The main importance of this study in Nature lies in what it has not found. It has involved a huge amount of time and effort expended on seeking for pathological genetics underlying this so-called 'disease' or 'disorder' (ASD), and yet such pathology as it has found can account for only about three percent of all the autism-related cases under study. That doesn't surprise me at all. It is entirely in accordance with the still-unchallenged antiinnatia theory. Therein, I agreed with those who reckoned that autism was a polygenetic condition just as IQ genetic variance was polygenetic. The vast majority of genetic variations genuinely associated with autism would be the very same "normal", non-pathological, variations that contribute to IQ differences -- for the reasons the theory explained.
These authors are scraping the bottom of the wrong barrel, looking for the wrong things, and as a result they find the wrong things which then lead them away from the main story of autism causation. So-called ASD is a very rough and broad empirical diagnosis which is liable to include quite a number of cases who do not really belong in the true autism broad syndrome but just have some genetic twirks that make them behave rather similarly (like a bee misleadingly resembles a wasp). All the vast media/discussion hype then goes on to assume, falsely, that the study results really are about autism per se rather than such false trails. Their study could have had more hope if it had used narrowly-defined core autism as its cases.
But the people there are working to a pre-set paradigm, within what we might call the disease model. This presumes that something has "gone wrong" with these individuals and seeks out that "wrong". Furthermore they assume it is genetic! It may be significant that their 90% genetic stat is supported only by a reference that is 15 years old. In my 1993-published theory I indicated conditions in which autism would change from being mainly genetic to being mainly environmental. And exactly that has now happened in the last 2 decades.
Their pre-set paradigm is to find what has "gone wrong" and then find a drug to "put it right" and voila! a profitable patent emerges (they hope).
Huge publicity is being given to these marginal fringe findings, while the real central ressearch is all but completely hidden by this hype. For instance the Autism Research Institute's evidence that DMSA chelation to remove mercury can cure about 70% of cases, as documented by online videos of the cured children. But that doesn't generate profits for big corporations, or jobs for the 170 researchers listed here. So it is ignored, despised and even persecuted just as was Semmelweiss's immense discovery, inter many alias. Or they could have just spent a little time more enlighteningly reading my 1993 paper. But then Wegener's continental drift had to wait through 50 years of professional derision so perhaps I'm calling time a little prematurely here.
There's reason to suspect there's already a fairly good genetic test for autism, namely whether both parents have Mensa-level IQs. An even better test is how many non-gamma-2 dental amalgams the parents have, and how little outdoor air.
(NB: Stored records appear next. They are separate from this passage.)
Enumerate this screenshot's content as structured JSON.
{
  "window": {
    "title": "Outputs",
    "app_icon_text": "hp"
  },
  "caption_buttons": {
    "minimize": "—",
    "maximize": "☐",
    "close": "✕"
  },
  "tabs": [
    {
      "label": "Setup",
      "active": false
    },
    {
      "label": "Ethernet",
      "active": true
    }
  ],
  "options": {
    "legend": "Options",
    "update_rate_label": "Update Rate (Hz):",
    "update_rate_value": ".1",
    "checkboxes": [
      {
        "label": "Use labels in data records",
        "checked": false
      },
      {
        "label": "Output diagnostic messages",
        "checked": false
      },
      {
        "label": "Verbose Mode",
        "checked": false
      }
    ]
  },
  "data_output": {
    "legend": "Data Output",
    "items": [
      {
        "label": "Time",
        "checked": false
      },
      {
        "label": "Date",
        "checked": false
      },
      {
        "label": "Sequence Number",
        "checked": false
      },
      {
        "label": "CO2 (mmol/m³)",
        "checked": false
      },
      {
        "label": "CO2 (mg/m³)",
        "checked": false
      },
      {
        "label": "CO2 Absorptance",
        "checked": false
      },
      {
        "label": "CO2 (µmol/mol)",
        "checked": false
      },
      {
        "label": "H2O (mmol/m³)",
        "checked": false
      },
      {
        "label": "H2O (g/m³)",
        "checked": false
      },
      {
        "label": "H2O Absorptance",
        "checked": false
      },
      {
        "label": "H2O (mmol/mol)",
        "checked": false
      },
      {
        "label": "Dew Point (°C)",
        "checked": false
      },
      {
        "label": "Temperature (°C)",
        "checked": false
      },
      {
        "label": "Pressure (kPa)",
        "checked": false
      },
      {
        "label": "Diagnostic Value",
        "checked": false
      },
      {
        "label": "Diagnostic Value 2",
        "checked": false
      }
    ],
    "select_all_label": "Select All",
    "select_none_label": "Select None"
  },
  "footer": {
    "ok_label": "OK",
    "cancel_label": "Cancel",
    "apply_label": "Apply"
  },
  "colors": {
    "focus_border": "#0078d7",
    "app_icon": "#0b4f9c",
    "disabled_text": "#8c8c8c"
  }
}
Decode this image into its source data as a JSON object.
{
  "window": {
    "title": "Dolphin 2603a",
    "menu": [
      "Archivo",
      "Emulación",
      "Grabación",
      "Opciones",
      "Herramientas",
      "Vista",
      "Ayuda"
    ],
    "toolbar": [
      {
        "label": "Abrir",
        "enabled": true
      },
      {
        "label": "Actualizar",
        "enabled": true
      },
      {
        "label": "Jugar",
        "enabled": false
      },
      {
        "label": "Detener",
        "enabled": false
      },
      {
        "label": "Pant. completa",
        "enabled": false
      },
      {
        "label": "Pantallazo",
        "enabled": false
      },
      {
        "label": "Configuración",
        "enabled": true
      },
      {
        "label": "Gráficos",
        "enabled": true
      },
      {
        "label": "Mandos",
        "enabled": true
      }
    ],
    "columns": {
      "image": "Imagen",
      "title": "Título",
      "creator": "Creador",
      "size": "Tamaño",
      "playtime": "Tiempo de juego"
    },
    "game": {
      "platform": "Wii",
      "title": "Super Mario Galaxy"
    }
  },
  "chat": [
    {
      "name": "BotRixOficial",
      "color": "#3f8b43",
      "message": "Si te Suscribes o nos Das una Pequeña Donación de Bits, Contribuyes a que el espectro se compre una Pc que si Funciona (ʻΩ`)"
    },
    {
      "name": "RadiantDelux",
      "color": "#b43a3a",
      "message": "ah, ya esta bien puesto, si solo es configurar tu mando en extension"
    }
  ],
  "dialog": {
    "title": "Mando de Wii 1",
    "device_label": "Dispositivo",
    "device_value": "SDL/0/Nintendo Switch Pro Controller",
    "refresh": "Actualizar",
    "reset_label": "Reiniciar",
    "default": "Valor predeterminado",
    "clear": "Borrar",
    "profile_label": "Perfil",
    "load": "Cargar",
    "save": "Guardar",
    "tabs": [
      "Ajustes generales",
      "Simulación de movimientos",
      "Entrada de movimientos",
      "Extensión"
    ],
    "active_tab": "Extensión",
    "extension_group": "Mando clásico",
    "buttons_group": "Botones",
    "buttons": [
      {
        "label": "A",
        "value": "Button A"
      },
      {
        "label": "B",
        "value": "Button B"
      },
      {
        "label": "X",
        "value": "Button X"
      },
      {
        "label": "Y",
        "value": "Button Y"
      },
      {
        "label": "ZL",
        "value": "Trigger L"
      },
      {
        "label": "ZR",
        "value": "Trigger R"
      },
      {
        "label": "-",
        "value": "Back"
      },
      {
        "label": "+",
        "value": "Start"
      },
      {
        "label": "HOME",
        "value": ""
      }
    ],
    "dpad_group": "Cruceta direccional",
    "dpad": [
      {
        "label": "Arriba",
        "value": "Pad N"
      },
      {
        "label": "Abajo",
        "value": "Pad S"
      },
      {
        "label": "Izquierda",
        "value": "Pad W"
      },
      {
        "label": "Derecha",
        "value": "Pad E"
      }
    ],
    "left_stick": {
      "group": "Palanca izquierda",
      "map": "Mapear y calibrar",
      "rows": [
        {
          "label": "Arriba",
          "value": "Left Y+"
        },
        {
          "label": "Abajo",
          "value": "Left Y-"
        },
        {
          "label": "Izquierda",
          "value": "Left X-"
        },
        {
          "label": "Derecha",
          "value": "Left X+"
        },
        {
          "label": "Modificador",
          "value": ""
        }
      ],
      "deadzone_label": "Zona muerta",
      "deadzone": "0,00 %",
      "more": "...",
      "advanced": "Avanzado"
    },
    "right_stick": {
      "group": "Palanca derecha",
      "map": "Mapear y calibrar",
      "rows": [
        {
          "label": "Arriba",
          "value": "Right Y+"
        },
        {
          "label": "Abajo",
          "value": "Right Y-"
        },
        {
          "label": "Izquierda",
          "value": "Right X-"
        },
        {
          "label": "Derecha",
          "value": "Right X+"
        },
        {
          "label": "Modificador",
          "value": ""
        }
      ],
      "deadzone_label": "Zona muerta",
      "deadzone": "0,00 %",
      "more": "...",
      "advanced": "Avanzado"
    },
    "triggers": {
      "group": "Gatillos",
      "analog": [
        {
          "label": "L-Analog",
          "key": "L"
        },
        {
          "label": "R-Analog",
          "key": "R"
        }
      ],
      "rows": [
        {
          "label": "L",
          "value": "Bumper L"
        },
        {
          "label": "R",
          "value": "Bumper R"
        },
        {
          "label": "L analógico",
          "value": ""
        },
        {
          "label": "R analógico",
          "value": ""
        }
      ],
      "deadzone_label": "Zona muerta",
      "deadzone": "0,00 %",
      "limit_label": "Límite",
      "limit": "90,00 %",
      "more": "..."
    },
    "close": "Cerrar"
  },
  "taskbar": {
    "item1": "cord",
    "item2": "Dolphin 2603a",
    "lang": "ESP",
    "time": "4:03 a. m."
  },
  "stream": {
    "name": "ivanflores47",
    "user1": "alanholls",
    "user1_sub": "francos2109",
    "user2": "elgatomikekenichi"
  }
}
But why follow the facts when you can follow the crowd that's following the money instead?
Edit: There's now appeared a much more detailed (but far longer) critique by Mark Blaxill. My only reservation about it is that the claim in the title that it "proves that inherited genes don't cause autism" is absolutely unfounded.
P.S.: Prof Alexandre Raymond explains that the genome is more complicated than geneticists have assumed, and so we should be wary of imagining we have more knowledge and understanding than is actually the case.